Matrasit

Salam kenal... Namaku Ahmad Rasyid (nama pena) atau Matrasit, terlahir di Sumenep pada tanggal 6 Mei 1967. Mulai Maret 1988 berprofesi guru di Kabupaten ...

Selengkapnya
Navigasi Web
AZIMAT CINTA

AZIMAT CINTA

#CERBUNG#01

AZIMAT CINTA

Malam itu wajah rembulan tersenyum malu. Azan isya' sayup-sayup terdengar dari beberapa corong penjuru masjid. Takbir, Allahu Akbar mengalun berirama, mendayu-dayu. Menelusuri ruang-ruang rohani yang nampak kerontang. Beku dan dipenuhi keluh kesah.

"Cong, kamu mau ke mana? Jangan tinggalkan aku!" Suara itu terdengar parau. Memelas, penuh iba. Terdengar dari sosok kakek tua yang tak sekekar dahulu lagi. Desah nafasnya memecah kesunyian malam.

Ia terlentang kaku, tiduran di atas lencak. Terhampar di atasnya sebuah alas kasur kapas, sudah memadat. Entah berapa bulan tiada tersentuh radiasi matahari. Kepalanya berat bersandar pada dua bantal yang lusuh. Benar-benar renta. Namun, kerutan di dahinya menandakan sisa-sisa kesemangatan hidup yang tinggi.

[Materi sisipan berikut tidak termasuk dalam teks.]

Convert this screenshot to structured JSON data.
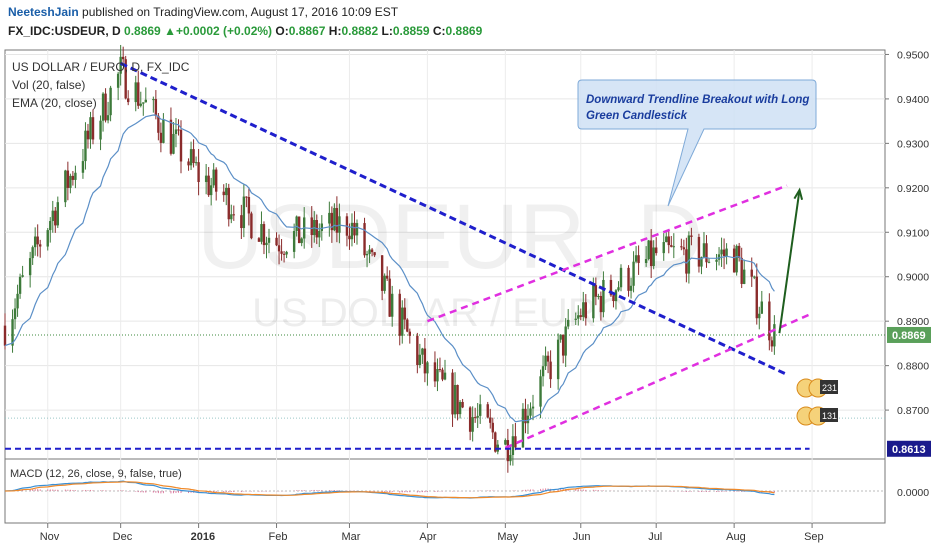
{
  "header": {
    "author": "NeeteshJain",
    "published": "published on TradingView.com, August 17, 2016 10:09 EST",
    "symbol": "FX_IDC:USDEUR, D",
    "last": "0.8869",
    "change": "+0.0002 (+0.02%)",
    "open_label": "O:",
    "open": "0.8867",
    "high_label": "H:",
    "high": "0.8882",
    "low_label": "L:",
    "low": "0.8859",
    "close_label": "C:",
    "close": "0.8869"
  },
  "legend": {
    "line1": "US DOLLAR / EURO, D, FX_IDC",
    "line2": "Vol (20, false)",
    "line3": "EMA (20, close)"
  },
  "watermark": {
    "big": "USDEUR, D",
    "small": "US DOLLAR / EURO"
  },
  "annotation": {
    "line1": "Downward Trendline Breakout with Long",
    "line2": "Green Candlestick"
  },
  "price_axis": {
    "labels": [
      "0.9500",
      "0.9400",
      "0.9300",
      "0.9200",
      "0.9100",
      "0.9000",
      "0.8900",
      "0.8800",
      "0.8700"
    ],
    "values": [
      0.95,
      0.94,
      0.93,
      0.92,
      0.91,
      0.9,
      0.89,
      0.88,
      0.87
    ],
    "last_price_tag": "0.8869",
    "support_tag": "0.8613"
  },
  "time_axis": {
    "labels": [
      "Nov",
      "Dec",
      "2016",
      "Feb",
      "Mar",
      "Apr",
      "May",
      "Jun",
      "Jul",
      "Aug",
      "Sep"
    ],
    "bold_label": "2016"
  },
  "macd": {
    "label": "MACD (12, 26, close, 9, false, true)",
    "zero_label": "0.0000"
  },
  "event_flags": {
    "top": "231",
    "bottom": "131"
  },
  "colors": {
    "up": "#3d7a3a",
    "down": "#8a2b2b",
    "ema": "#5b8fc7",
    "downtrend": "#1f1fcc",
    "channel": "#e02fe0",
    "support": "#1f1fcc",
    "arrow": "#1e5e1e",
    "macd": "#3a8fd4",
    "signal": "#f08a2a"
  },
  "chart_data": {
    "type": "candlestick",
    "title": "US DOLLAR / EURO, D, FX_IDC",
    "ylim": [
      0.859,
      0.951
    ],
    "x": [
      "2015-10-16",
      "2015-11-02",
      "2015-12-01",
      "2016-01-01",
      "2016-02-01",
      "2016-03-01",
      "2016-04-01",
      "2016-05-02",
      "2016-06-01",
      "2016-07-01",
      "2016-08-01",
      "2016-08-17"
    ],
    "close": [
      0.889,
      0.912,
      0.946,
      0.923,
      0.908,
      0.912,
      0.878,
      0.862,
      0.892,
      0.905,
      0.905,
      0.8869
    ],
    "trendlines": [
      {
        "name": "downtrend",
        "points": [
          [
            "2015-12-01",
            0.948
          ],
          [
            "2016-08-22",
            0.878
          ]
        ]
      },
      {
        "name": "channel-upper",
        "points": [
          [
            "2016-04-01",
            0.89
          ],
          [
            "2016-08-22",
            0.9205
          ]
        ]
      },
      {
        "name": "channel-lower",
        "points": [
          [
            "2016-05-02",
            0.8615
          ],
          [
            "2016-08-31",
            0.8915
          ]
        ]
      },
      {
        "name": "support",
        "points": [
          [
            "2015-10-16",
            0.8613
          ],
          [
            "2016-08-31",
            0.8613
          ]
        ]
      }
    ],
    "last_price": 0.8869,
    "support_level": 0.8613
  }
}
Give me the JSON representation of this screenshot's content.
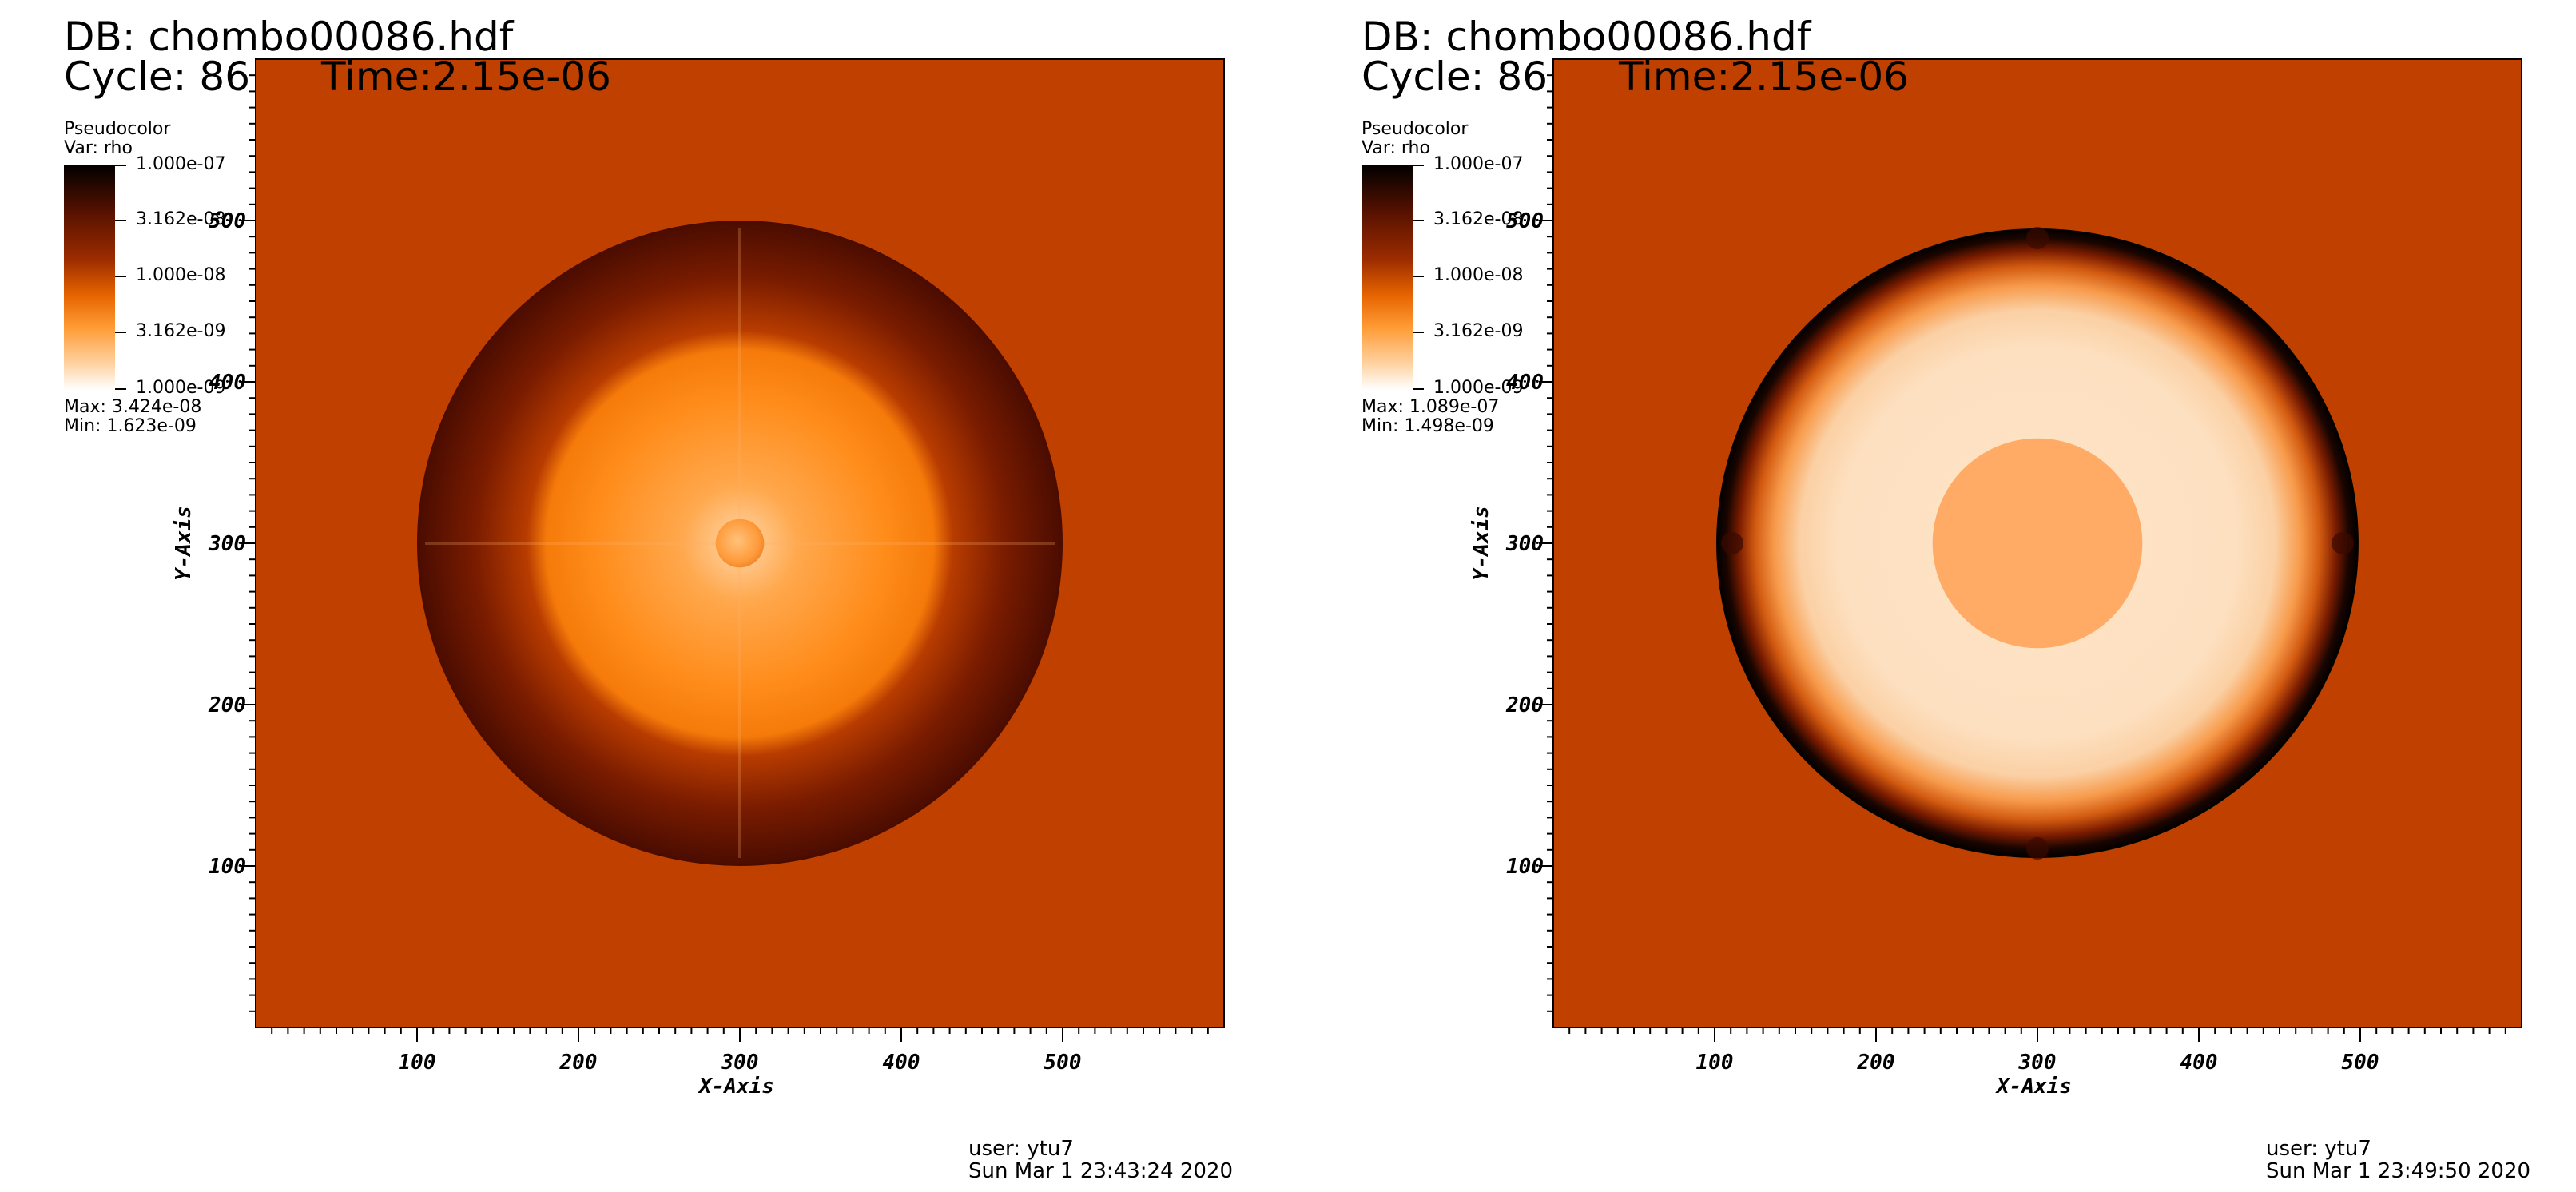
{
  "plot_colors": {
    "background_field": "#c04000",
    "frame": "#000000",
    "colormap": [
      "#000000",
      "#5a1200",
      "#9c2c00",
      "#e66400",
      "#ff9a33",
      "#ffd19e",
      "#ffffff"
    ]
  },
  "panels": [
    {
      "db_title": "DB: chombo00086.hdf",
      "cycle_text": "Cycle: 86",
      "time_text": "Time:2.15e-06",
      "legend": {
        "title": "Pseudocolor",
        "var": "Var: rho",
        "ticks": [
          "1.000e-07",
          "3.162e-08",
          "1.000e-08",
          "3.162e-09",
          "1.000e-09"
        ],
        "max_text": "Max:  3.424e-08",
        "min_text": "Min:  1.623e-09"
      },
      "user_text": "user: ytu7",
      "date_text": "Sun Mar  1 23:43:24 2020"
    },
    {
      "db_title": "DB: chombo00086.hdf",
      "cycle_text": "Cycle: 86",
      "time_text": "Time:2.15e-06",
      "legend": {
        "title": "Pseudocolor",
        "var": "Var: rho",
        "ticks": [
          "1.000e-07",
          "3.162e-08",
          "1.000e-08",
          "3.162e-09",
          "1.000e-09"
        ],
        "max_text": "Max:  1.089e-07",
        "min_text": "Min:  1.498e-09"
      },
      "user_text": "user: ytu7",
      "date_text": "Sun Mar  1 23:49:50 2020"
    }
  ],
  "chart_data": [
    {
      "type": "heatmap",
      "title": "DB: chombo00086.hdf",
      "xlabel": "X-Axis",
      "ylabel": "Y-Axis",
      "xlim": [
        0,
        600
      ],
      "ylim": [
        0,
        600
      ],
      "x_ticks": [
        "100",
        "200",
        "300",
        "400",
        "500"
      ],
      "y_ticks": [
        "100",
        "200",
        "300",
        "400",
        "500"
      ],
      "variable": "rho",
      "colorbar_scale": "log",
      "colorbar_range": [
        1e-09,
        1e-07
      ],
      "data_max": 3.424e-08,
      "data_min": 1.623e-09,
      "features": [
        {
          "shape": "circle",
          "center": [
            300,
            300
          ],
          "radius": 200,
          "description": "dark shell"
        },
        {
          "shape": "circle",
          "center": [
            300,
            300
          ],
          "radius": 120,
          "description": "lighter orange interior"
        },
        {
          "shape": "circle",
          "center": [
            300,
            300
          ],
          "radius": 15,
          "description": "small central blob"
        }
      ]
    },
    {
      "type": "heatmap",
      "title": "DB: chombo00086.hdf",
      "xlabel": "X-Axis",
      "ylabel": "Y-Axis",
      "xlim": [
        0,
        600
      ],
      "ylim": [
        0,
        600
      ],
      "x_ticks": [
        "100",
        "200",
        "300",
        "400",
        "500"
      ],
      "y_ticks": [
        "100",
        "200",
        "300",
        "400",
        "500"
      ],
      "variable": "rho",
      "colorbar_scale": "log",
      "colorbar_range": [
        1e-09,
        1e-07
      ],
      "data_max": 1.089e-07,
      "data_min": 1.498e-09,
      "features": [
        {
          "shape": "circle",
          "center": [
            300,
            300
          ],
          "radius": 197,
          "description": "thin black shock shell"
        },
        {
          "shape": "circle",
          "center": [
            300,
            300
          ],
          "radius": 175,
          "description": "pale cream interior"
        },
        {
          "shape": "circle",
          "center": [
            300,
            300
          ],
          "radius": 65,
          "description": "central orange disk"
        }
      ]
    }
  ]
}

"Kapan kamu akan kawin?" tanyanya lirih. "Usiamu sudah cukup dewasa. Kakek ingin melihatmu bahagia sebagaimana yang lainnya. Bawalah calon istrimu ke hadapanku yang mungkin tak kan mampu bertahan beberapa lama lagi ini." Ia menghela nafas panjang.

Sesekali terdengar batuk sesak, Uhuk... uhuk... uhuk.” Lalu diambilnya secarik kain perca kusam yang terletak di sisi kanan bantalnya. Kain lusuh yang biasa dipakai untuk menyapu bibirnya ketika basah oleh air liur. Maklum saja, giginya banyak yang tanggal. Terlihat mencuat dua yang tersisa tak ubahnya gawang sepakbola.

Irfan sejak tadi sedang memasang kancing bajunya. Sibuk mempersiapkan diri untuk menghadiri undangan pengajian di desa sebelah. Ia ditunjuk menjadi pemandu acara kegiatan malam itu. Baru dua menit kemudian ia menjawabnya.

"Maaf, Kek. Saya pamit. Malam ini akan menghadiri undangan." Irfan mohon izin. Diambillah tangan si kakek untuk diciumnya. Hendak meminta restu dan doa keselamatan darinya. Sesaat kakek begitu erat memegang tangannya. Seolah-olah tak ingin melepasnya. Apalagi untuk kepentingan yang begitu lama dan terbilang jauh.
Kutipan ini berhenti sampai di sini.